Fall Goldberger eskaliert - Red-Bull-Vertreter bestätigt: "Goldberger hat jugoslawischen Paß, Personalausweis und Staatsbürgerschaft."

- Goldberger-Manager Federer im News-Interview:

"Goldberger wird erst jugoslawischer Staatsbürger, wenn die FIS Starterlaubnis gibt."
- Wiener Staatsanwaltschaft arbeitet an zweiter

Kokain-Anklage gegen Goldberger. =
Utl: Vorausmeldung zu NEWS Nr. 49/97=

Wien (OTS) - Das Nachrichtenmagazin News berichtet in seiner morgigen Ausgabe über die Hintergründe der Paß-Groteske um Andreas Goldberger in Jugoslawien. In News geben die beiden Vermittler für Goldberger - der Geschäftsmann Cedomir Soskic und der ehemalige Tennis-Star Slobodan Zivojinovic - ein Interview, in dem sie die Details offenlegen. Cedomir Soskic, der Verteter von Goldberger-Sponsor "Red Bull" in Restjugoslavien, sagt in News: "Es war ausgemacht, mit Details nicht an die Öffentlichkeit zu gehen, solange die ganze Sache nicht definitiv abgeschlossen ist. Goldberger hat auf eigene Initiative Sonntag damit ein ORF-Interview gegeben, deshalb können auch wir jetzt offen darüber reden. Es stimmt, daß Goldberger am Donnerstag, 27. November, in Belgrad die jugoslawische Staatsbürgerschaft, einen jugoslawischen Reisepaß sowie einen Personalausweis erhalten hat."

Soskic betont, daß Paß, Personalausweis und Staatsbürgerschaft auf direkte Intervention des Belgrader Innen- und Sportministers noch am vergangenen Donnerstag erteilt wurden.

Goldberger-Manager Edi Federer widerspricht in einem News-Interview dieser Darstellung. Federer in News: "Es gibt noch keinen Paß, nur ein Ansuchen. Goldberger kriegt die jugoslawische Staatsbürgerschaft auf jeden Fall, sie ist ihm nahezu verliehen, aber ob er sie je abholt - das ist die Frage. Goldi wird die jugoslawische Staatsbürgerschaft erst annehmen, wenn sicher ist, daß die FIS seine neue Nationalität anerkennt und ihn springen läßt. Alles andere wäre ein Wahnsinn!"

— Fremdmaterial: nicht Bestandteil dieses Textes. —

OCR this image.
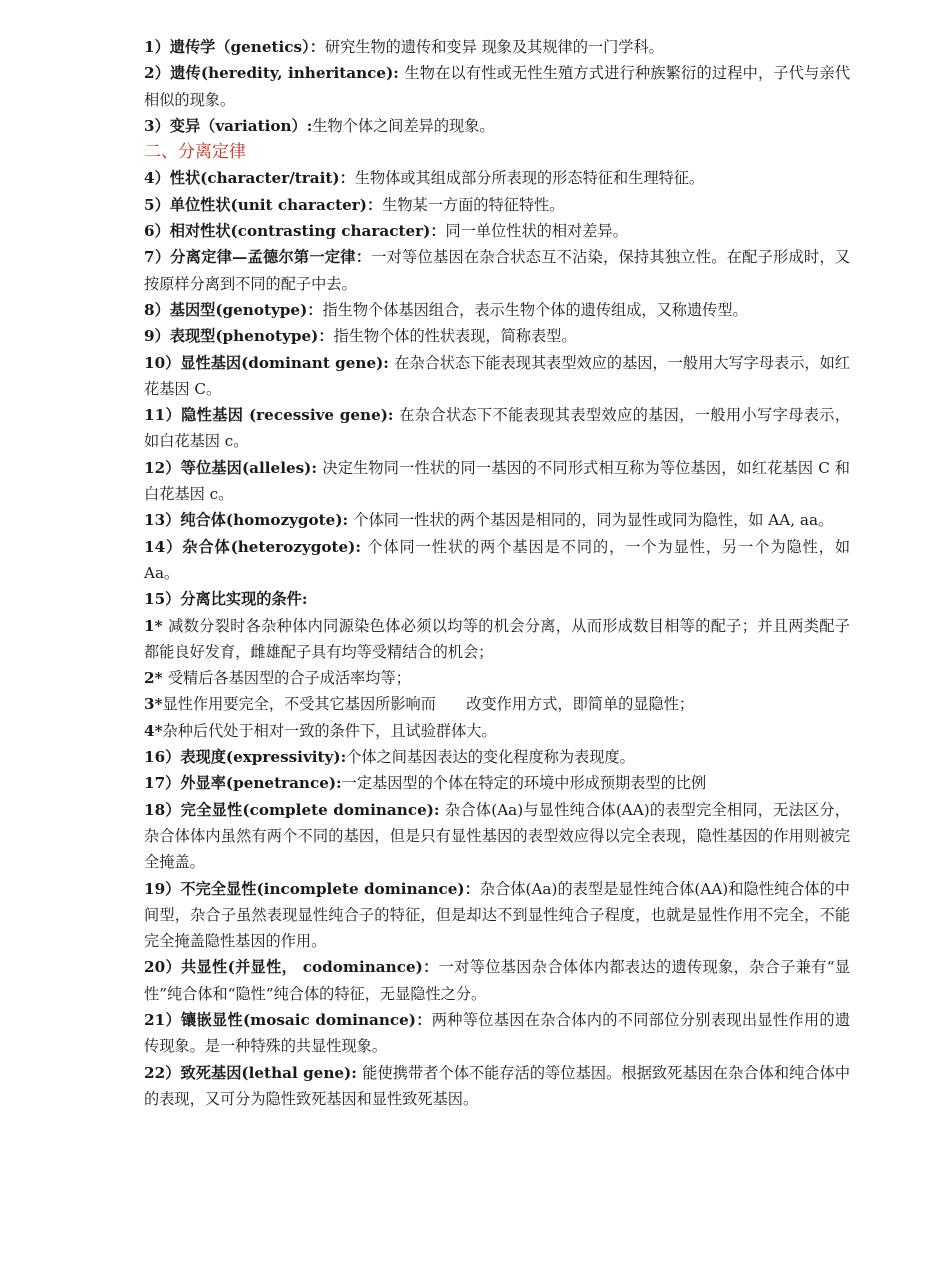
1）遗传学（genetics）：研究生物的遗传和变异 现象及其规律的一门学科。

2）遗传(heredity, inheritance): 生物在以有性或无性生殖方式进行种族繁衍的过程中，子代与亲代相似的现象。

3）变异（variation）:生物个体之间差异的现象。

二、分离定律

4）性状(character/trait)：生物体或其组成部分所表现的形态特征和生理特征。

5）单位性状(unit character)：生物某一方面的特征特性。

6）相对性状(contrasting character)：同一单位性状的相对差异。

7）分离定律—孟德尔第一定律：一对等位基因在杂合状态互不沾染，保持其独立性。在配子形成时，又按原样分离到不同的配子中去。

8）基因型(genotype)：指生物个体基因组合，表示生物个体的遗传组成，又称遗传型。

9）表现型(phenotype)：指生物个体的性状表现，简称表型。

10）显性基因(dominant gene): 在杂合状态下能表现其表型效应的基因，一般用大写字母表示，如红花基因 C。

11）隐性基因 (recessive gene): 在杂合状态下不能表现其表型效应的基因，一般用小写字母表示，如白花基因 c。

12）等位基因(alleles): 决定生物同一性状的同一基因的不同形式相互称为等位基因，如红花基因 C 和白花基因 c。

13）纯合体(homozygote): 个体同一性状的两个基因是相同的，同为显性或同为隐性，如 AA, aa。

14）杂合体(heterozygote): 个体同一性状的两个基因是不同的，一个为显性，另一个为隐性，如 Aa。

15）分离比实现的条件:

1* 减数分裂时各杂种体内同源染色体必须以均等的机会分离，从而形成数目相等的配子；并且两类配子都能良好发育，雌雄配子具有均等受精结合的机会；

2* 受精后各基因型的合子成活率均等；

3*显性作用要完全，不受其它基因所影响而　　改变作用方式，即简单的显隐性；

4*杂种后代处于相对一致的条件下，且试验群体大。

16）表现度(expressivity):个体之间基因表达的变化程度称为表现度。

17）外显率(penetrance):一定基因型的个体在特定的环境中形成预期表型的比例

18）完全显性(complete dominance): 杂合体(Aa)与显性纯合体(AA)的表型完全相同，无法区分，杂合体体内虽然有两个不同的基因，但是只有显性基因的表型效应得以完全表现，隐性基因的作用则被完全掩盖。

19）不完全显性(incomplete dominance)：杂合体(Aa)的表型是显性纯合体(AA)和隐性纯合体的中间型，杂合子虽然表现显性纯合子的特征，但是却达不到显性纯合子程度，也就是显性作用不完全，不能完全掩盖隐性基因的作用。

20）共显性(并显性， codominance)：一对等位基因杂合体体内都表达的遗传现象，杂合子兼有“显性”纯合体和“隐性”纯合体的特征，无显隐性之分。

21）镶嵌显性(mosaic dominance)：两种等位基因在杂合体内的不同部位分别表现出显性作用的遗传现象。是一种特殊的共显性现象。

22）致死基因(lethal gene): 能使携带者个体不能存活的等位基因。根据致死基因在杂合体和纯合体中的表现，又可分为隐性致死基因和显性致死基因。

Federer erhebt in dem News-Interview schwere Vorwürfe gegen die FIS und kündigt an, daß Goldberger nun rechtliche Schritte direkt gegen die FIS setzen werde.

Im morgigen News bestätigt der Wiener Staatsanwalt Dr. Seemann, daß derzeit im Wiener Landesgericht eine neue Anklageschrift gegen Andreas Goldberger vorbereitet wird, die zu einem zweiten Gerichtsverfahren gegen den Sport-Star führen dürfte.

In dieser neuen Anklageschrift geht es um eine Aussage von Goldis einst väterlichem Freund Peter Kovacs, dem früheren Geschäftsführer der Diskothek P1. Kovacs gab am 17. Juni dieses Jahres bei Untersuchungsrichter Thomas Kreuter zu Protokoll, daß Goldi nicht nur - wie in seinem ORF-Outing zugegeben - im September 1996 "einmalig" Kokain konsumiert, sondern mit ihm im März/April im P1 auch ein zweites Mal Kokain geschnupft, sowie auf einer Reise auch Haschisch konsumiert habe.

Laut Staatsanwalt Dr. Seemann soll die neue Anklageschrift gegen Goldberger Anfang 1998 fertiggestellt sein.